Gostando eu tanto de livros e orgulhando-me de, na altura, ter já uma biblioteca considerável, muitas vezes pensei como seria a biblioteca do Vasco! Como poderia ele reunir, numa interdisciplinaridade tão grande, que me parecia infinita, tantos volumes? Como estariam estes organizados? Como encontraria ele e como organizaria as matérias para as aulas?
Naquela primeira vez que fui a sua casa nada pude ver. A biblioteca de um sábio (deixem que o chame assim ) não é matéria de decoração nem motivo de atracção para quem vem de «visita». Sei que a ela tinham acesso alguns «próximos» dos quais eu ainda não fazia parte.
Quando voltei pela segunda vez já Vasco havia falecido. Entrei como amiga e camarada com a tarefa de «organizar» a sua biblioteca. Coloco organizar entre aspas pois deparei-me com uma grande biblioteca, que ocupava todas as dependências do enorme apartamento, e em que os livros em cada quarto, excepto o de dormir, obedeciam a uma arrumação temática. Todos os quartos estavam repletos de estantes com livros a duas e três fileiras. Foi essa a arrumação, a escolhida em vida pelo Vasco, que resolvi adoptar quando, por fim, procedemos ao levantamento e registo das obras e à sua cotação. Cada letra da cota corresponde ao quarto onde se encontrava a obra... Assim, por exemplo, as obras completas de Lenine (em russo, e em francês ) e a obra de Marx e Engels, nas várias línguas, estavam na Sala A, onde também estava a estante com as obras de António Sérgio e algumas outras que Vasco de Magalhães-Vilhena tinha consultado para escrever os livros e artigos sobre Sérgio.
A biblioteca de Vasco de Magalhães-Vilhena é uma fonte de grande interesse para os estudiosos da Filosofia (de todas as épocas), da filosofia da ciência e das técnicas, e do marxismo.
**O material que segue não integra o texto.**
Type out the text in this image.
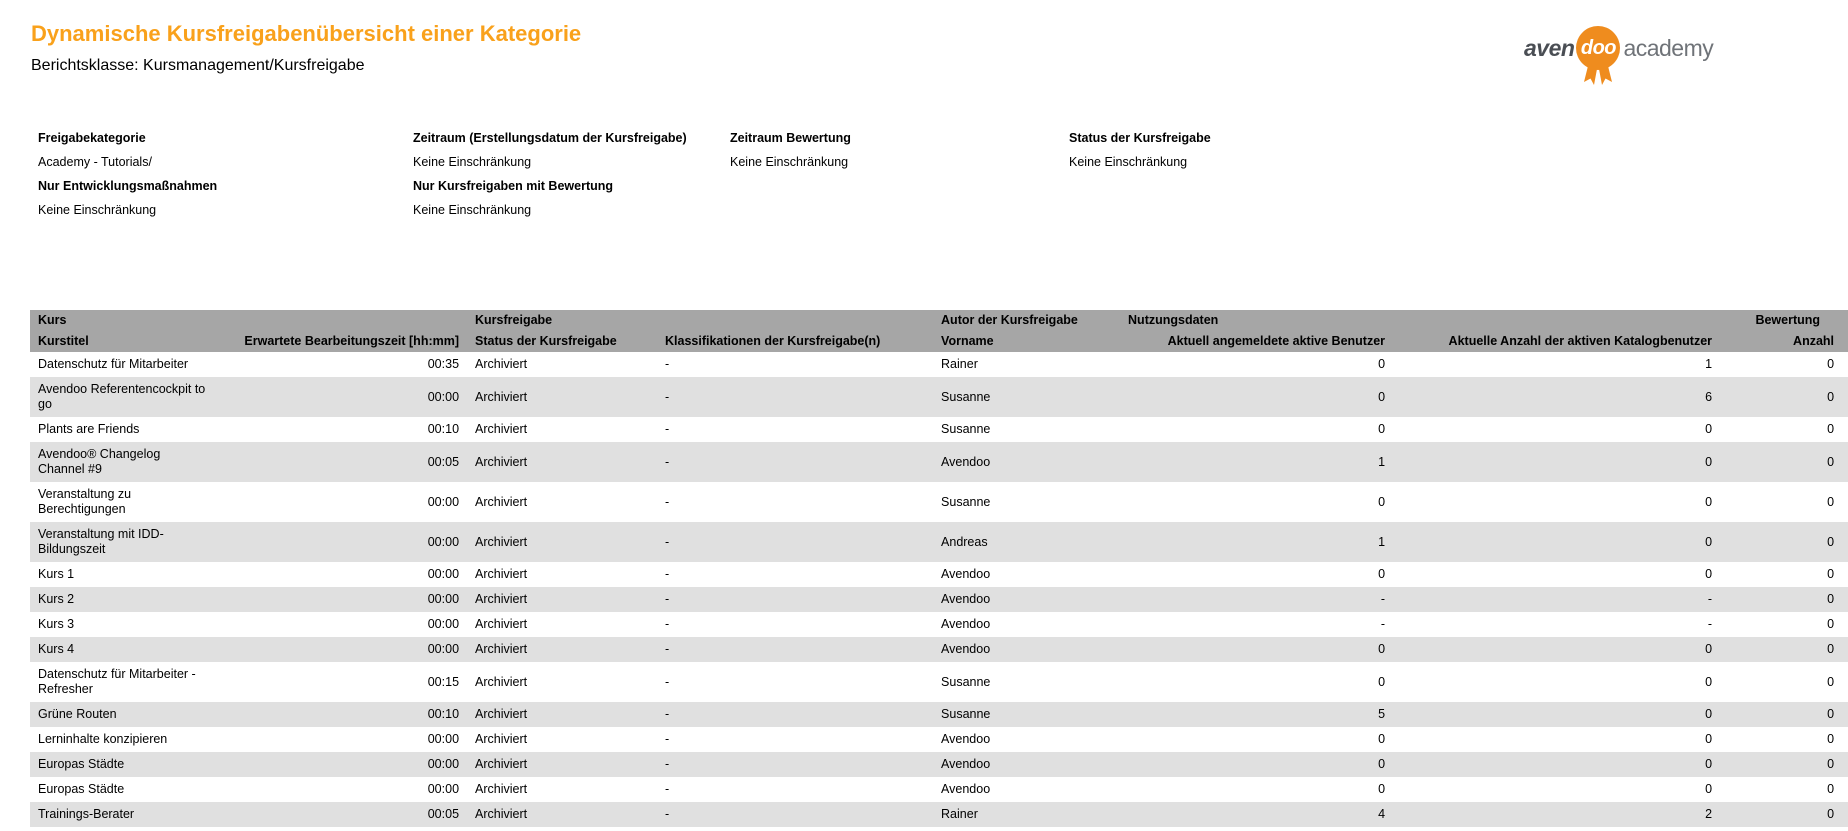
Dynamische Kursfreigabenübersicht einer Kategorie

Berichtsklasse: Kursmanagement/Kursfreigabe

aven doo academy
Freigabekategorie
Academy - Tutorials/
Nur Entwicklungsmaßnahmen
Keine Einschränkung
Zeitraum (Erstellungsdatum der Kursfreigabe)
Keine Einschränkung
Nur Kursfreigaben mit Bewertung
Keine Einschränkung
Zeitraum Bewertung
Keine Einschränkung
Status der Kursfreigabe
Keine Einschränkung
Kurs		Kursfreigabe		Autor der Kursfreigabe	Nutzungsdaten		Bewertung
Kurstitel	Erwartete Bearbeitungszeit [hh:mm]	Status der Kursfreigabe	Klassifikationen der Kursfreigabe(n)	Vorname	Aktuell angemeldete aktive Benutzer	Aktuelle Anzahl der aktiven Katalogbenutzer	Anzahl
Datenschutz für Mitarbeiter	00:35	Archiviert	-	Rainer	0	1	0
Avendoo Referentencockpit to go	00:00	Archiviert	-	Susanne	0	6	0
Plants are Friends	00:10	Archiviert	-	Susanne	0	0	0
Avendoo® Changelog Channel #9	00:05	Archiviert	-	Avendoo	1	0	0
Veranstaltung zu Berechtigungen	00:00	Archiviert	-	Susanne	0	0	0
Veranstaltung mit IDD-Bildungszeit	00:00	Archiviert	-	Andreas	1	0	0
Kurs 1	00:00	Archiviert	-	Avendoo	0	0	0
Kurs 2	00:00	Archiviert	-	Avendoo	-	-	0
Kurs 3	00:00	Archiviert	-	Avendoo	-	-	0
Kurs 4	00:00	Archiviert	-	Avendoo	0	0	0
Datenschutz für Mitarbeiter - Refresher	00:15	Archiviert	-	Susanne	0	0	0
Grüne Routen	00:10	Archiviert	-	Susanne	5	0	0
Lerninhalte konzipieren	00:00	Archiviert	-	Avendoo	0	0	0
Europas Städte	00:00	Archiviert	-	Avendoo	0	0	0
Europas Städte	00:00	Archiviert	-	Avendoo	0	0	0
Trainings-Berater	00:05	Archiviert	-	Rainer	4	2	0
Guy Besse no artigo de homenagem ao filósofo chamou-lhe «filósofo e combatente»(1). Ao pensar no título a dar a este pequeno escrito lembrei-me que a biblioteca do Vasco é uma autêntica biblioteca militante, todo o seu conhecimento, toda a vivência em Portugal e em Paris bem como pelos vários países por onde viajou, foi dedicada a uma causa, e essa causa todos nós que o conhecemos de perto ou aqueles que leram e estudaram pela sua obra (recordo a geração que estudou pelo Pequeno Manual de Filosofia ) sabemos que foi a causa comunista.
Em 1941, quando escreveu e publicou em Coimbra, em edição do autor, «Unidade da Ciência: introdução a um problema» entende a filosofia como «atitude e disciplina crítica do espírito, actividade de elucidação das ideias»(2). Pelas notas exaustivas que acompanhavam certas leituras e até pelo tipo de sublinhado (a lápis azul ou encarnado) nos apercebemos do debate travado entre o filósofo e a obra lida. São riquíssimas as remissivas a outras obras que «à propos» Vasco recordava na leitura crítica. Quem vier a consultar a biblioteca de Vasco de Magalhães-Vilhena certamente que encontrará grande utilidade nessas notas e interpretará os sublinhados.
A biblioteca, tal como o filósofo militante que a constituiu, trabalharam juntos muitos anos. Outros virão que dela irão fazer uso. A militância marxista de Vasco de Magalhães-Vilhena e da sua biblioteca continuarão a servir o comunismo.
(1) Guy Besse – "Magalhães-Vilhena, filósofo e combatente", Vértice, Lisboa, n.º 66 (1995) , pp.83-88.
(2) V. José Barata-Moura –" Estudos de filosofia portuguesa". Caminho, Lisboa, 1998, p.272-273.